The great, ongoing debate over artificial intelligence’s (AI) impact on everyday is currently a split decision.
When asked if AI made their lives better or worse, Americans were sharply divided, according to an NBC News national poll released Wednesday.
The poll of 19,410 U.S. adults taken between May 30 and June 10 showed a wide cross-section of opinion on AI trust and use. Only 7% said their lives will be “much better” while 16% said it would be “much worse.” A large chunk of respondents, 37%, said “somewhat better” and 26% said “somewhat worse.” Some 13% said AI will have “no effect.”
While most of their employers are plunging into the use of AI agents, generative AI, and chatbot use to boost their bottom lines and ratchet up efficiency, most Americans are taking a hands-off approach. The NBC News Decision Desk Poll found only 14% of respondents said they used “AI tools such as ChatGPT, Google Gemini or Microsoft Copilot” “very often” vs. 30% who say “sometimes,” 30% who replied “rarely,” and 26% who said “never.”
The poll differed from a survey earlier this year that found a majority of Americans have used ChatGPT-like AI models. In the survey from Elon University’s Imagining the Digital Future Center, 52% said they use large language models (LLMs).
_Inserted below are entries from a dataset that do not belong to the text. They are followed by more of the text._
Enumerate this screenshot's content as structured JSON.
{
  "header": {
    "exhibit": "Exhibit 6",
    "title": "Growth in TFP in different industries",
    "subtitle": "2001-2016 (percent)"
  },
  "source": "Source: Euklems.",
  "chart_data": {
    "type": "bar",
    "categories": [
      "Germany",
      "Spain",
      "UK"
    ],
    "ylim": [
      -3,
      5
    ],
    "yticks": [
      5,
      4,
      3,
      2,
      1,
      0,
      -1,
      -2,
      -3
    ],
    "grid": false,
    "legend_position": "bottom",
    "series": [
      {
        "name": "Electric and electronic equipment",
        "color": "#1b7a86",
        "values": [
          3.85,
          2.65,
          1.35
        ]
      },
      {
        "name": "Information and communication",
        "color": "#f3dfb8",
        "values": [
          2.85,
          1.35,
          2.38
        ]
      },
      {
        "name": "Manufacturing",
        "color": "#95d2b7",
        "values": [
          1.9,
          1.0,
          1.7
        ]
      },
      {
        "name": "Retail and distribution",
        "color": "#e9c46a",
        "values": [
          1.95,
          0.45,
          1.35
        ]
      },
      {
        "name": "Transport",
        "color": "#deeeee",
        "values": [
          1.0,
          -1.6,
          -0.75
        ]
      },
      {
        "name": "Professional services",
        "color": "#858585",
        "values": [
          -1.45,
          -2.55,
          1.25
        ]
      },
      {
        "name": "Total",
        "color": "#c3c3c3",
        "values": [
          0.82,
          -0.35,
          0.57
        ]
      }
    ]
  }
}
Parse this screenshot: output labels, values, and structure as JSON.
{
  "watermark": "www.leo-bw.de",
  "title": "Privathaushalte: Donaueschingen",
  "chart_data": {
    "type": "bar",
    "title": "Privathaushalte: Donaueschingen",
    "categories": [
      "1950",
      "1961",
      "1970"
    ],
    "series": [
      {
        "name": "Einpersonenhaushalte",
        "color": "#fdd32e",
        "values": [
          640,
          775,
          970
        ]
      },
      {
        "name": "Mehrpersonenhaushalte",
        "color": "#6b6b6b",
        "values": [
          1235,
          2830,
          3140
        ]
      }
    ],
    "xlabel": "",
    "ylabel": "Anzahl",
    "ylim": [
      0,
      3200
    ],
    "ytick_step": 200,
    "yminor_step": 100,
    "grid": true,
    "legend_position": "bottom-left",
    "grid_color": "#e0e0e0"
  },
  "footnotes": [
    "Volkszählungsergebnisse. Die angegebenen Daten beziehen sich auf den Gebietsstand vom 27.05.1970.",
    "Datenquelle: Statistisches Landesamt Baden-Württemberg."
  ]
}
Wildly diverse opinions around AI have fed a national narrative that invariably has fomented distrust of major AI vendors. The debate was inflamed earlier this month with the release of the book, “Empire of AI: Dreams and Nightmares in Sam Altman’s OpenAI,” in which Karen Hao, a tech journalist and data scientist, compares the leading AI giants to modern-day empires. Like old empires, she portends the new ones will hoard resource and disrupt the job market.
Feeding into the paranoia, Amazon.com Inc. CEO Andy Jassey cryptically warned in a blog Tuesday that he expects Generative AI to “reduce” the company’s corporate workforce in the next few years.
The flip side of that viewpoint, in Silicon Valley, posits that all new technology waves are initially met with skepticism and fear before eventually being adopted and trusted. Indeed, tech waves such as the internet, mobile devices, and cloud computing invariably become indispensable– even essential — to corporations and people.
Matterport CEO RJ Pittman, a longtime valley veteran, recently ruminated on the state of AI acceptance among consumers in a recent interview in San Francisco. While acknowledging the angst over job impact and personal privacy, he preferred to take a glass half-full view of what the technology can do to enrich people’s lives. Improvements in the retail experience, health care, customer service, and travel will more than outweigh the downside, he said.
“The most significant risk in AI isn’t the dystopian scenarios often portrayed in the media, but rather the more immediate and practical challenges of ensuring secure, ethical, and controlled AI deployment,” says Stu McClure, CEO of AI cyber firm Qwiet.ai.